When it comes to gin tasting, one should know that it is an art. Almost everyone wonders how professional sommeliers can taste the gin and even create many tasting notes. So, are you receiving the best out of your gin drinking or tasting experience? Well, learning how to taste gin can definitely enhance the enjoyment of the drink.
Many people harbour a misconception that tasting gins is an intimidating or even a mysterious task. But the truth is far from that. So keep reading to know how you can taste your gin like a pro.
Essential Steps to Gin Tasting
Don’t worry. Learning to taste your gin is an effortless task. You just have to follow some rules. That’s it. Irrespective of whether you are a gin lover, a casual sipper, or want to enter into the gin business. You can easily improve your tasting method by following this guideline:
First, analyse the appearance of the gin tasting in your glass. Assess its colour and whether it is clear or hazy. You want your gin’s appearance to be clear and white like water. If you find your gin having a dull appearance, it is an indicator that there is some fault. You should also know that there are some types of gins that are unfiltered, and upon adding water to them, their appearance may turn hazy. But there is no harm in that.

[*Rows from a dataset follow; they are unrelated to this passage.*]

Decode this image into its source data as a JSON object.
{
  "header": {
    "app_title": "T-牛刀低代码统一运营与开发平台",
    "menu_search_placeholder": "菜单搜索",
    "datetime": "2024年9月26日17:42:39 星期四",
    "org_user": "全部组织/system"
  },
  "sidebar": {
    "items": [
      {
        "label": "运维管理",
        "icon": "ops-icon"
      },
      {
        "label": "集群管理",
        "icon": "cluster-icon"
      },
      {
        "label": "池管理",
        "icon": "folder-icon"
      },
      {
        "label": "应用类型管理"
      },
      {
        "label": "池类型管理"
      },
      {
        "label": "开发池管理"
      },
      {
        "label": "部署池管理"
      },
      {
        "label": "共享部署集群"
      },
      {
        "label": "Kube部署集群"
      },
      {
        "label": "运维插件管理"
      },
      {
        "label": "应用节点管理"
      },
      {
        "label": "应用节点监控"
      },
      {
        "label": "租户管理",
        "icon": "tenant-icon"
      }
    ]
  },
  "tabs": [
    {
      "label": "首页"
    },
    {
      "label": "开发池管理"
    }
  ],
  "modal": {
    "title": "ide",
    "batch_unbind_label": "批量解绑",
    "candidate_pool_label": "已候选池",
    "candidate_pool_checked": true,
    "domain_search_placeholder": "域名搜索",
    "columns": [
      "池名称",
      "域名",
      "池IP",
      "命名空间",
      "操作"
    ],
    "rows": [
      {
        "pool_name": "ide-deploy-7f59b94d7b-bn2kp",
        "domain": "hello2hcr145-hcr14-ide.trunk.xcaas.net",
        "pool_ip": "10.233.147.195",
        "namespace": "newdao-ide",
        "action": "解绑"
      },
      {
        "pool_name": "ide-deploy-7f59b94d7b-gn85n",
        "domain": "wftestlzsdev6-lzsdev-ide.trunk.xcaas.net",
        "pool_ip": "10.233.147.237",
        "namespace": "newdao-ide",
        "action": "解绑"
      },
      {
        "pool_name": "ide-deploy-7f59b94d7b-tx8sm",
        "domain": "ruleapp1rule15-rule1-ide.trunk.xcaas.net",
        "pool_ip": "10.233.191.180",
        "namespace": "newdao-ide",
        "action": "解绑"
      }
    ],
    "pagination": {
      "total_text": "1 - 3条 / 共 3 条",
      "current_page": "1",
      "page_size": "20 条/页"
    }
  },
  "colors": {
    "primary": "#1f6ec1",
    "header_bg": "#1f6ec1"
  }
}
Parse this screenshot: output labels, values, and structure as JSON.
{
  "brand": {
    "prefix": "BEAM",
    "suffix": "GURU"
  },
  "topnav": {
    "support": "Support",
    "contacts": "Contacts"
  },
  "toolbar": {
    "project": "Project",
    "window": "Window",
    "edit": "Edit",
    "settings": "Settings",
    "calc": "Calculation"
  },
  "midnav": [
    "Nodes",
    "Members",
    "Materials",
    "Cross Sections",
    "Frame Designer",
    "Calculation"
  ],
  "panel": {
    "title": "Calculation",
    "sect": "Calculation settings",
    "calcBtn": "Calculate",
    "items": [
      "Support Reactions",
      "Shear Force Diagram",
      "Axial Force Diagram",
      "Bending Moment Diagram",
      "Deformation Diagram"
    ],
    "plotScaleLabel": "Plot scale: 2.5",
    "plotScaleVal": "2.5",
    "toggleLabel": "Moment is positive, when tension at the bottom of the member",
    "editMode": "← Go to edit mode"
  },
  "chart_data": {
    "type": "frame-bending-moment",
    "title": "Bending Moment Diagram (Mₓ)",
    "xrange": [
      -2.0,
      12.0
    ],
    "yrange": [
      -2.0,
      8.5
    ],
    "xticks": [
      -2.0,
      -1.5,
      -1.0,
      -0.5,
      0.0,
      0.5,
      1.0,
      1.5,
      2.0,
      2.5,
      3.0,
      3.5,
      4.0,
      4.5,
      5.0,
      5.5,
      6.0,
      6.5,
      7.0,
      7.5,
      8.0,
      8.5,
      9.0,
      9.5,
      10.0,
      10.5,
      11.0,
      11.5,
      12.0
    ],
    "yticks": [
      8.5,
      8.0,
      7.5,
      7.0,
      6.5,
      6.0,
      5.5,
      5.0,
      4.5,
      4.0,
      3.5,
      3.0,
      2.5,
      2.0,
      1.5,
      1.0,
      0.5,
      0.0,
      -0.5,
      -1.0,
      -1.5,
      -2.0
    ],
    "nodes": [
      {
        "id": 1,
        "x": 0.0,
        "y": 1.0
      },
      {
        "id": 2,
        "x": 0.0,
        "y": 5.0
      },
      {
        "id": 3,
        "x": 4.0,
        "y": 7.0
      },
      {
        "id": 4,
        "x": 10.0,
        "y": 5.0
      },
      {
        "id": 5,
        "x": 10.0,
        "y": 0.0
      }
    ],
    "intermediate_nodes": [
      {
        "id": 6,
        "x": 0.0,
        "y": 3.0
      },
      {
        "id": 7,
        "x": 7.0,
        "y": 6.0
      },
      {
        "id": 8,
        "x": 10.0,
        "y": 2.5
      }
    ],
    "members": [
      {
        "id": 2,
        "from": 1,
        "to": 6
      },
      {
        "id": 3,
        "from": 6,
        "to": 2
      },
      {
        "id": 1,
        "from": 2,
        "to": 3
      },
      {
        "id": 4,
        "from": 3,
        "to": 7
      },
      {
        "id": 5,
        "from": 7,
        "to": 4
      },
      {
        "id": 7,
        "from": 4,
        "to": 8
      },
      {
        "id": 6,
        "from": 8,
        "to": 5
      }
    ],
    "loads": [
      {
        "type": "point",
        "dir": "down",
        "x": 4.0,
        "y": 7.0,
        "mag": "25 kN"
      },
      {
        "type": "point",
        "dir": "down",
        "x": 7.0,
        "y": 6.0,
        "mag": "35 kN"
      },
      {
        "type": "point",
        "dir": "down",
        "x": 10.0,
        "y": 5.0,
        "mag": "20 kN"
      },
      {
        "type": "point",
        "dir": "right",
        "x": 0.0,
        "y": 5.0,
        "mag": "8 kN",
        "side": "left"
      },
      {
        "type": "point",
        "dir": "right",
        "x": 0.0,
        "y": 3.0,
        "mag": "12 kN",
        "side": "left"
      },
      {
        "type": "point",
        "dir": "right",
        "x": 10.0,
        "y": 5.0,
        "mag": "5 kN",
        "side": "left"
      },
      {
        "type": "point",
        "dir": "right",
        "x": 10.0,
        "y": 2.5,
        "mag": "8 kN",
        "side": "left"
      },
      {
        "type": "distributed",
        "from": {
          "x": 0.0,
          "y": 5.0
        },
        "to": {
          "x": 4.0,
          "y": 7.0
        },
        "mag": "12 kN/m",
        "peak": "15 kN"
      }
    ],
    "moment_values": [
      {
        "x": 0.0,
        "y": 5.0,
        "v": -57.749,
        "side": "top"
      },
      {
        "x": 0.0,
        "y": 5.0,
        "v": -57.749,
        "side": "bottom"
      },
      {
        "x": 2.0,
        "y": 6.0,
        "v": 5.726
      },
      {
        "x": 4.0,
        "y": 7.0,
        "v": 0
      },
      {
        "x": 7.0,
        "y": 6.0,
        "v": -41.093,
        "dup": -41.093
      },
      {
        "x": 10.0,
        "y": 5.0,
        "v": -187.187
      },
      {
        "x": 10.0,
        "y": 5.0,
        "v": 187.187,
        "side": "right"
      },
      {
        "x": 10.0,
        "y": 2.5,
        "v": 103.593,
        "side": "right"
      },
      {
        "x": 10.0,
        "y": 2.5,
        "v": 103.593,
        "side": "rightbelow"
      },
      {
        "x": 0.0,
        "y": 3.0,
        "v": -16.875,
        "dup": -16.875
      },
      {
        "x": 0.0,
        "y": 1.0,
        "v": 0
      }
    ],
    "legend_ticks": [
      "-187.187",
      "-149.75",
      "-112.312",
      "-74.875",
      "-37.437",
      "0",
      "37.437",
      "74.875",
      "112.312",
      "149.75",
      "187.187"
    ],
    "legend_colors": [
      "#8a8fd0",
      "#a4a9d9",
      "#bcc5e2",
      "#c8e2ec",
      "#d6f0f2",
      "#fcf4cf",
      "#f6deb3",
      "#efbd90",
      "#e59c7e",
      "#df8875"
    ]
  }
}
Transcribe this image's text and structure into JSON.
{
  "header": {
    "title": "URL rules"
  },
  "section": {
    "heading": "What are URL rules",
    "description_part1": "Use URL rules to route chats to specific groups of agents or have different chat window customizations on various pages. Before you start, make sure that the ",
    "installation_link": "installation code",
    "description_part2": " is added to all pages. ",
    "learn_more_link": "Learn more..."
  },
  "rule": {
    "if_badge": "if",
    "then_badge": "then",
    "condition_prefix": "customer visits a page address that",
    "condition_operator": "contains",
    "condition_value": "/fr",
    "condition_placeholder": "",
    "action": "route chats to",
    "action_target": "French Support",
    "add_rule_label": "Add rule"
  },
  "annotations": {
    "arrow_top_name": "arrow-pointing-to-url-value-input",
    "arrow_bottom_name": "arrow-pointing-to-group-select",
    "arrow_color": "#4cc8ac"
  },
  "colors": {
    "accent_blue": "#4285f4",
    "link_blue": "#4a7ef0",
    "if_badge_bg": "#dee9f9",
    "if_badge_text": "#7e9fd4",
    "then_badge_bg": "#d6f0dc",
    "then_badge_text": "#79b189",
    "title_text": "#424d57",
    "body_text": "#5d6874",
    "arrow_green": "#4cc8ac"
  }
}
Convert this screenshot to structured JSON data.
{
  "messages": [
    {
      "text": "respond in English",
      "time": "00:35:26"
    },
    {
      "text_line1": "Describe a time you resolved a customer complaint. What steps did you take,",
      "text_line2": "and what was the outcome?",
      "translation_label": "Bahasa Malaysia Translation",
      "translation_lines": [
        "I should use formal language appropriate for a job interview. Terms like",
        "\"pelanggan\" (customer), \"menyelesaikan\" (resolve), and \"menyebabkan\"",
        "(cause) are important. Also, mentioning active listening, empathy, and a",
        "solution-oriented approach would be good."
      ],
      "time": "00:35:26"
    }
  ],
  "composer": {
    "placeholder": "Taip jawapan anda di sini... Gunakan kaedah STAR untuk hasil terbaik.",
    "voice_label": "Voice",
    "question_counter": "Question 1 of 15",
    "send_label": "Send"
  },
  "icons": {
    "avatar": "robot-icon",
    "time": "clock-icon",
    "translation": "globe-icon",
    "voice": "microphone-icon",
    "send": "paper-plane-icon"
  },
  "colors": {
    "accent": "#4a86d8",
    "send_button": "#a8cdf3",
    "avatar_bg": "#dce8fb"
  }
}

If your gin has a lemon tone to it, it is usually because of ageing. There is not any harm at all
Before you smell the gin, add a single drop of water to your gin. It will enable the aromas to release, which will allow the alcohol to soften. You do not need to swirl your glass when you are nosing the gin; just gently smell. You will not sense the intensity of all the aromas at one go only. A gin usually has a balance of aromas.
Now it’s actually time to taste the gin. Start your gin tasting by taking a small sip. Let the gin coat your mouth. When the gin touches your tongue, focus on two things; its taste and its feel. Ideally, the flavour of the gin and its intensity should be similar in your mouth and nose. Your gin should be a bit warm and smooth. If you find the gin giving you a slight burning sensation, that is not okay.
You should also examine the nature and the period of time the taste remains in your mouth. For example, how many flavours were you able to taste, and how did these flavours develop in your mouth? Also, ask questions like did the flavours linger in your mouth after your first sip or did they end cleanly? Some of the best gins have a lengthy and complex finish.
Another important point to consider is whether the aromas were complex and balanced, how long the gin lasted, and if it had a smooth texture. You should make notes about all these things as you taste the gin. These notes will come in handy when you taste any other gin. In addition, it will help you to compare different types of gin and zero in on your personal favourite.
Now that you have read the gin tasting guide, you will undoubtedly be able to forge an intimate connection with your gin.